Le quelque peu de portugais que j’avais appris pendant mon séjour à bord de la prise l’Elcinger, uni au latin que je savais assez imparfaitement, au reste, me permit, sinon de comprendre bien exactement le dialogue qui s’établit entre le frère la Côte et le moine, du moins d’en saisir le sens.

Kernau, que le moine, au premier abord, avait affecté de ne pas connaître, demandait à ce dernier par suite de quelle étrange idée il avait quitté la marine pour le couvent, et celui-ci répondait qu’une vocation irrésistible, longtemps comprimée, mais toujours vivante dans son cœur, l’avait conduit à se mettre franciscain.

— Vois-tu ce gredin, me dit Kernau en français et en me désignant le moine, il y a à cette heure près de cinq ans qu’il a voulu me plonger son couteau dans le cœur… Une histoire de sentiment, que je te raconterai un de ces jours. Il se nommait alors Perez, et servait comme matelot sur un brick, fin voilier, qui faisait, disait-on, du commerce avec l’Archipel… Quel commerce ? Ça se devine… Heureusement qu’il manqua son coup…

— Et toi, que lui fis-tu ?

— Moi, généreux et Breton, je me contentai de lui flanquer des gifles… ah ! mais de fameuses gifles, par exemple… il en garda le lit plus de quinze jours… Et voilà que je le retrouve moine à cette heure ! Hein ! que penses-tu de Cavit ? c’est-y amusant, Dieu du ciel ! y a-t-on de l’agrément, dans cette bonne ville !

S’adressant alors au franciscain, Kernau continua :

— Et dis-moi, seigneur du couteau, lui demanda-t-il, est-ce que tu vas toujours, depuis que tu es entré dans les ordres, chez madame Encarnacion, notre hôtesse ?… tu sais, là où nous avons fait connaissance, et où tu as voulu voir si ma peau était, oui ou non, à l’épreuve d’une piqûre !…

— Toujours, mon frère, répondit le moine en baissant modestement les yeux.

— Eh bien, je m’y rends de ce pas, veux-tu m’y suivre ? nous boirons un grog soigné… C’est pas que je t’estime au moins… Ah ! ça non… mais ça me cause tout de même du plaisir de te revoir… ça me rappelle un tas de drôleries amusantes de ce temps-là… Allons, pas de façons ; je sais que tu ne détestes pas le grog… viens.

Le franciscain, pressé avec tant de politesse, ne put refuser l’offre aimable de mon matelot, et nous nous remîmes en route tous les trois ensemble.

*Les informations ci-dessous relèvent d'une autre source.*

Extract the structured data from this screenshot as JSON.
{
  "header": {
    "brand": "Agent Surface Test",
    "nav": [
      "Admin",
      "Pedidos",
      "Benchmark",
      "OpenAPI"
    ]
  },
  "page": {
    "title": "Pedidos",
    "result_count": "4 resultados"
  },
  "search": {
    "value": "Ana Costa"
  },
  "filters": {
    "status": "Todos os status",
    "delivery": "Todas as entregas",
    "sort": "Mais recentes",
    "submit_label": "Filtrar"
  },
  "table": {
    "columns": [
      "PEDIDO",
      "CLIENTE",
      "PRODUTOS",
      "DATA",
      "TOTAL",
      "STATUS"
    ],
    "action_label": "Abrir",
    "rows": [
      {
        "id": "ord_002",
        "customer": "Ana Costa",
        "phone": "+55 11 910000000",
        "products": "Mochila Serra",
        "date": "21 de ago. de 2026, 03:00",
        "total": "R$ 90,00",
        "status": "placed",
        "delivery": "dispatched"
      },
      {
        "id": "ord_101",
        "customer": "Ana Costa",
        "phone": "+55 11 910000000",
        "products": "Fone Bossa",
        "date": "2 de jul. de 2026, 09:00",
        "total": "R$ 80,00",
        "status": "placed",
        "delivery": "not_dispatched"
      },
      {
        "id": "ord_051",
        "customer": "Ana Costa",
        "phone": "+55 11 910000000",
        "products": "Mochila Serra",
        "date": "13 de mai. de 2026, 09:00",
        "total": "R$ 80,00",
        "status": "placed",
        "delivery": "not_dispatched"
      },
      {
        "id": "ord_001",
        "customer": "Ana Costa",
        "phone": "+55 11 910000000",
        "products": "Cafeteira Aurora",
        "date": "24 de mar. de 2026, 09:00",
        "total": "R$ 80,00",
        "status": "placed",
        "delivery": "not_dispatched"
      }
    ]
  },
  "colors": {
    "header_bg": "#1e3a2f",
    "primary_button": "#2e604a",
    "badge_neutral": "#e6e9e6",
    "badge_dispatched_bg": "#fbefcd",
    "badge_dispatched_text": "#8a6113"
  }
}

Après cinq minutes de marche, mes deux compagnons s’arrêtèrent devant une espèce de magasin tenant le milieu entre une épicerie et un cabaret : c’était là que demeurait la Encarnacion.

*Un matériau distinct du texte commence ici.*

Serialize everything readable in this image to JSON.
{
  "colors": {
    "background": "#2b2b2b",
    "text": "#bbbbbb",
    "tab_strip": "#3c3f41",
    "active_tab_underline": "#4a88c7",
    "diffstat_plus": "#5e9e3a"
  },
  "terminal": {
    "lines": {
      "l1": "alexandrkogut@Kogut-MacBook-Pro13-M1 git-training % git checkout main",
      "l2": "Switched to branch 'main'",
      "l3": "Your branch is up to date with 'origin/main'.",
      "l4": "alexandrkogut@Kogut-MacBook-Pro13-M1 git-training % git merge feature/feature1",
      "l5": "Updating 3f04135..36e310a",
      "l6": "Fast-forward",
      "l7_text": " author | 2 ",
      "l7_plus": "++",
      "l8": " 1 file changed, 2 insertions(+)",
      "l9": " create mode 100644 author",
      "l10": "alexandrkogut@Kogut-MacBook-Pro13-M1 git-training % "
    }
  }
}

Après avoir traversé la salle d’entrée, où plusieurs matelots et indigènes buvaient assis devant de petites tables, nous montâmes un escalier en pierre, assez sombre et passablement dégradé ; puis, arrivé au premier étage, le moine Perez, qui me sembla très au fait de la localité, y frappa discrètement deux coups.

— Entrez, répondit du dedans une voix assez forte, qui me parut, pourtant, appartenir à une femme.

À cette invitation, Kernau, toujours expéditif et sûr de lui-même, lança un vigoureux coup de pied contre la porte qui, vieille et vermoulue, s’en alla battre, en laissant échapper un nuage de poussière, le pan de mur auquel elle était attachée.

Une vieille femme assise par terre au milieu de la chambre, sur une natte de jonc, la bouche armée d’un colossal cigare et tenant dans ses mains un chapelet énorme, apparut à nos regards.